Two out of every 10 students in a school have a dog. Expressed as a decimal to the nearest hundredth, what is the probability that exactly 2 out of 6 students in a given class have a dog? (1 point)
0.33
0.02
0.20
0.25
If the events are independent, the probability of both/all events occurring is determined by multiplying the probabilities of the individual events.
.2^2 * .8^4 = ?
0.25
To find the probability, we need to calculate the probability of exactly 2 out of 6 students having a dog.
The given statement tells us that 2 out of every 10 students in the school have a dog. We can express this as a fraction: 2/10.

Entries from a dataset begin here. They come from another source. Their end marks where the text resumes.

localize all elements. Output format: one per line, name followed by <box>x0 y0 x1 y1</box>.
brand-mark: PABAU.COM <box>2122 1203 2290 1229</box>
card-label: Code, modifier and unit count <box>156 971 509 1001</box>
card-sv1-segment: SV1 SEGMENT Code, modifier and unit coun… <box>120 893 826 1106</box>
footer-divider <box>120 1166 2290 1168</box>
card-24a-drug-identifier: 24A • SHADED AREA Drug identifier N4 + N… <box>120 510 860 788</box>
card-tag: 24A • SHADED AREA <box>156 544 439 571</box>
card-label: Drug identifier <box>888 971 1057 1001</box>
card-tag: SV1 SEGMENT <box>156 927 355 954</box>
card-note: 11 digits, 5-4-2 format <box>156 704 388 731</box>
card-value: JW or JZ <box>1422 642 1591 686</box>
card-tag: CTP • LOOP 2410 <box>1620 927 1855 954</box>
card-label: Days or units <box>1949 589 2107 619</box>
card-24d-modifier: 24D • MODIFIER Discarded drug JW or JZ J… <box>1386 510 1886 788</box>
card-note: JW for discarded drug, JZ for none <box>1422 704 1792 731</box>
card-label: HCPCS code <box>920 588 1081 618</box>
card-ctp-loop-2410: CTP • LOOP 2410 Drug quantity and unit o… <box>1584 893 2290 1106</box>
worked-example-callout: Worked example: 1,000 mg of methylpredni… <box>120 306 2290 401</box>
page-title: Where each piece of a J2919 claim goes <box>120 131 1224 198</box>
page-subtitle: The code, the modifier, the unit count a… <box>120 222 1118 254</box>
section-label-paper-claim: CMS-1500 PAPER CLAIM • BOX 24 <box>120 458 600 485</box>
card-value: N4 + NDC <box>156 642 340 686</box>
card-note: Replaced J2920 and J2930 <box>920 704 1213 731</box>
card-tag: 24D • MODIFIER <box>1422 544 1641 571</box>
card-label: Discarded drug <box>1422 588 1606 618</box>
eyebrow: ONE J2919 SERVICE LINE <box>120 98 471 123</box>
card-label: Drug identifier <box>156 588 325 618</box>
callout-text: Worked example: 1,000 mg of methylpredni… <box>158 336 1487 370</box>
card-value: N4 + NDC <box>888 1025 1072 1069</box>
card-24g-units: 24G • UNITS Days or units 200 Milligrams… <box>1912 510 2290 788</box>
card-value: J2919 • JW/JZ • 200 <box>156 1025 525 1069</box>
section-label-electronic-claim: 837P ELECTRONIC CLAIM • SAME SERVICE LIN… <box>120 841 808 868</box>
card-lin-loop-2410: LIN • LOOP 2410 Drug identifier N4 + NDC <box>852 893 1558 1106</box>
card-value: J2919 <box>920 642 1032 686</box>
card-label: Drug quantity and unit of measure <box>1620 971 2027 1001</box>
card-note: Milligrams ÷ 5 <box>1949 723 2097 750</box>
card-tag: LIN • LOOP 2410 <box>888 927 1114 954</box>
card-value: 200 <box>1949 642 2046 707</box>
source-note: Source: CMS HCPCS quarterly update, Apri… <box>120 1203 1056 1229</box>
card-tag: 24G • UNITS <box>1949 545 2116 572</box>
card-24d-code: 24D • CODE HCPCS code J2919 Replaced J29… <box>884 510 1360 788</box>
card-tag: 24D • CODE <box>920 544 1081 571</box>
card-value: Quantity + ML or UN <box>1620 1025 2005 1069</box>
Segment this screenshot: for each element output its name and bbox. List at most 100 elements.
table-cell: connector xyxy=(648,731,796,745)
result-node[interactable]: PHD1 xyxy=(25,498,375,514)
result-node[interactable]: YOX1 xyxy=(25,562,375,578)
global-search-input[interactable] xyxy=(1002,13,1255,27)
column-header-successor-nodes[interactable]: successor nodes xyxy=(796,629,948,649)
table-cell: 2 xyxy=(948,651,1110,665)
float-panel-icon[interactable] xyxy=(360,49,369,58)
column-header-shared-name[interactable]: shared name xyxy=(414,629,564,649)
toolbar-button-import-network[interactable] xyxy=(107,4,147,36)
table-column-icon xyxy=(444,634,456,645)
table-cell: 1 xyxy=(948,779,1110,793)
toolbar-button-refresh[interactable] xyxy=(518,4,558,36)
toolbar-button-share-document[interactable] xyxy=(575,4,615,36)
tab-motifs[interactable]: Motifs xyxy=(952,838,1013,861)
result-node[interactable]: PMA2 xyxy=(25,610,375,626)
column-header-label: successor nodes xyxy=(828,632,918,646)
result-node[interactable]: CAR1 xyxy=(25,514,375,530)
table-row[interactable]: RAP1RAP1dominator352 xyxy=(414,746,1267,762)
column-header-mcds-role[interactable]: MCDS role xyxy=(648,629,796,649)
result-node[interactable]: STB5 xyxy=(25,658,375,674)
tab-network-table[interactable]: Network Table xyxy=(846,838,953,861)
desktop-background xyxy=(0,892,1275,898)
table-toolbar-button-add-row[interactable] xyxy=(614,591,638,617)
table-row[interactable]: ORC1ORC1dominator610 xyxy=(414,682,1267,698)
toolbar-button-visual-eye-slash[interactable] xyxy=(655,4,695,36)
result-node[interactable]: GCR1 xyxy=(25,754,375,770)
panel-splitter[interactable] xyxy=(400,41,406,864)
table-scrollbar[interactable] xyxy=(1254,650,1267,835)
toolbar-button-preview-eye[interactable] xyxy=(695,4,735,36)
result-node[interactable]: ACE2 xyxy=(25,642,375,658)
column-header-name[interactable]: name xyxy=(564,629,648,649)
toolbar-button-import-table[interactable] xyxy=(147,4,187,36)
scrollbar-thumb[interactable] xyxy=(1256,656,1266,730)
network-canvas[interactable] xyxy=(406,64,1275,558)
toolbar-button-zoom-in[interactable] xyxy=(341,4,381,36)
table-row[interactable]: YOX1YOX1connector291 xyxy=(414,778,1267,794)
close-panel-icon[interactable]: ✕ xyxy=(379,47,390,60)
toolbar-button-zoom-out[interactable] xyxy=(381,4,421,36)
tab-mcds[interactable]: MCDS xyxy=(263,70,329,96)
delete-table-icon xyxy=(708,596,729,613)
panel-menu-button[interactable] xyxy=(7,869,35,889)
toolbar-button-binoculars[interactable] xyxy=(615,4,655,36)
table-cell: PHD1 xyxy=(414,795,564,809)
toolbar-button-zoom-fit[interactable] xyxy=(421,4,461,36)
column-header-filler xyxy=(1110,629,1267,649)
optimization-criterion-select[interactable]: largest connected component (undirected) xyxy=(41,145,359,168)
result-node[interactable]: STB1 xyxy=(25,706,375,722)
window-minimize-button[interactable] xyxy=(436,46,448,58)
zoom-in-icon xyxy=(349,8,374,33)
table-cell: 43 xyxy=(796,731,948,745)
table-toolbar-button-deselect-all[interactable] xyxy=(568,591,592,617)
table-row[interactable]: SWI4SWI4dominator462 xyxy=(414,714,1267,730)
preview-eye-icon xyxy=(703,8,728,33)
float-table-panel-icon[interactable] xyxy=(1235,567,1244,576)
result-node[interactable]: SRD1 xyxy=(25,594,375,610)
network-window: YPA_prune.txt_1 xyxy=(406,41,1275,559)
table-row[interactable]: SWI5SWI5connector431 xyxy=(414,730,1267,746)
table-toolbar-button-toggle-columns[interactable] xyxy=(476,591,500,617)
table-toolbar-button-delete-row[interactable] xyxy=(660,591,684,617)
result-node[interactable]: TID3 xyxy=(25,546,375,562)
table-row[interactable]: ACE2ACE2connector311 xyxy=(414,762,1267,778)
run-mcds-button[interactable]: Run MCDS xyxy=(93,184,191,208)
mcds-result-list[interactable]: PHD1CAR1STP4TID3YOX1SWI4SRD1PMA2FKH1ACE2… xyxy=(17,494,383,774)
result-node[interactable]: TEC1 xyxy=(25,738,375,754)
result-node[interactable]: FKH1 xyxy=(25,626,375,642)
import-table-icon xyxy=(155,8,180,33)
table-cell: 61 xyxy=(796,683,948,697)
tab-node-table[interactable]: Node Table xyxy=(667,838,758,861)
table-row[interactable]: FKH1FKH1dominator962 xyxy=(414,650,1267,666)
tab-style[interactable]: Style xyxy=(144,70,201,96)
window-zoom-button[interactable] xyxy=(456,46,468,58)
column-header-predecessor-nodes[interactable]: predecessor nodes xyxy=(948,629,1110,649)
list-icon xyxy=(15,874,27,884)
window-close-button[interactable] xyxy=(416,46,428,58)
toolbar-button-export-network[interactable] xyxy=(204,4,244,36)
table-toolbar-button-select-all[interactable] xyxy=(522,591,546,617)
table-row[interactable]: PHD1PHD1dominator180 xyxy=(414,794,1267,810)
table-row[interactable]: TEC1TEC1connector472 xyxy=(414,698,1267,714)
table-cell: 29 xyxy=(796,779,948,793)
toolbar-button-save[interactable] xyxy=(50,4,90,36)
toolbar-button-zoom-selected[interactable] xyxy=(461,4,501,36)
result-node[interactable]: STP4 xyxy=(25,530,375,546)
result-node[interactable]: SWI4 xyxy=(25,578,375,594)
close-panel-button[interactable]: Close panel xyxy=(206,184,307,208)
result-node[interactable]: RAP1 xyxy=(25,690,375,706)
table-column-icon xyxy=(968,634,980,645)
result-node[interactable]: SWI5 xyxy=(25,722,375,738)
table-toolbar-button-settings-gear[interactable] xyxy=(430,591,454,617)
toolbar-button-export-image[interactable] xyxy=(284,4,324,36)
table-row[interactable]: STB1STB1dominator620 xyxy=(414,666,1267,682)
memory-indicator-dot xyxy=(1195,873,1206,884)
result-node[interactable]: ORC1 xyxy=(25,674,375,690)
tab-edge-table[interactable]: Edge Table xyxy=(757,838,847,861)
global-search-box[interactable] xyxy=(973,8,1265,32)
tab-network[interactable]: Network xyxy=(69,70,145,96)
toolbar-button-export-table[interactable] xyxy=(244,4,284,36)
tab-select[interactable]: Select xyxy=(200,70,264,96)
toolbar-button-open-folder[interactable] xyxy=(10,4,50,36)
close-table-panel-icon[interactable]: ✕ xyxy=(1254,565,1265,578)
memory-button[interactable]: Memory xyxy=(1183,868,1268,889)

Now, let's calculate the probability for the given class. We have 6 students in the class and we want to find the probability that exactly 2 of them have a dog.
To calculate this probability, we need to use the binomial probability formula:
P(x=k) = (n choose k) * p^k * (1-p)^(n-k)
Where:
- P(x=k) is the probability of getting exactly k successes (2 students having a dog)
- n is the total number of trials (6 students in the class)
- k is the number of successes we want (2 students having a dog)
- p is the probability of success (2/10 or 0.2)
- (n choose k) is the binomial coefficient, calculated as n! / (k! * (n-k)!)
Let's calculate it step by step:
1. Calculate the binomial coefficient: (6 choose 2) = 6! / (2! * (6-2)!). This results in 6! / (2! * 4!) = (6 * 5) / (2 * 1) = 15.
2. Calculate p^k: (0.2)^2 = 0.04.
3. Calculate (1-p)^(n-k): (1-0.2)^(6-2) = 0.8^4 = 0.4096.
4. Multiply the results: P(x=k) = 15 * 0.04 * 0.4096 = 0.024576.
So, the probability that exactly 2 out of 6 students in the given class have a dog is 0.024576, which when rounded to the nearest hundredth is 0.02.
Therefore, the correct answer is 0.02.